Professor Wills writes that all the world’s energy, around 15 terawatts of power, could, conceivably, be generated by 15,000 “supposedly ‘carbon-zero’ nuclear plants, each producing one gigawatt” of power, but that this would mean that most people would have to live within about 50 kilometres of three or four of them, considering that they would have to be spaced about evenly all around the useable land areas of the world, excluding remote desert areas, mountains and forests.
“Who would want to live that close to a nuclear power plant?”, you may ask. Every nuclear plant is at risk from earthquake damage, and tsunami risk, and we have all seen what has happened at the Fukushima Daiichi Nuclear power Plant.

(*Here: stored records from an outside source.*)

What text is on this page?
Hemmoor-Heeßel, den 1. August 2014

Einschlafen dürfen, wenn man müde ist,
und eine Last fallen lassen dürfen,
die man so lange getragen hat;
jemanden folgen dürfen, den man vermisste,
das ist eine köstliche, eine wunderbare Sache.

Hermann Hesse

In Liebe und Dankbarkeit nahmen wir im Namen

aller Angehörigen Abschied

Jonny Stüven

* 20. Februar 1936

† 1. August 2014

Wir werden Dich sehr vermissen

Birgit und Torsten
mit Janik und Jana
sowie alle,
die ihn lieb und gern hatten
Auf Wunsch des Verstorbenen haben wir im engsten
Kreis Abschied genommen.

And why should the nuclear option be at all considered by any country, when safe solar power is available to us?
Professor Wills explains how impractical the idea of building so many nuclear power plants would be, since a new nuclear plant would have to be built every day for the next 40 years to arrive at the point where there were enough nuclear power plants to supply the world’s energy, and that the process of commissioning new nuclear plants would continue even after this point, as the old plants would need to be decommissioned, taken down after their time, obviously for safety reasons.
Professor Wills concludes his letter to the NZ Herald by saying:
“Solar power shining on the earth is about 170,000 terawatts. So we need to harness only 0.008 per cent of it to keep up with human consumption.
We have to redirect the global economy to convert virtually all energy use to eco-friendly solar-based sources.The big reactor in the sky is the only one we need”, says Professor Peter Wills.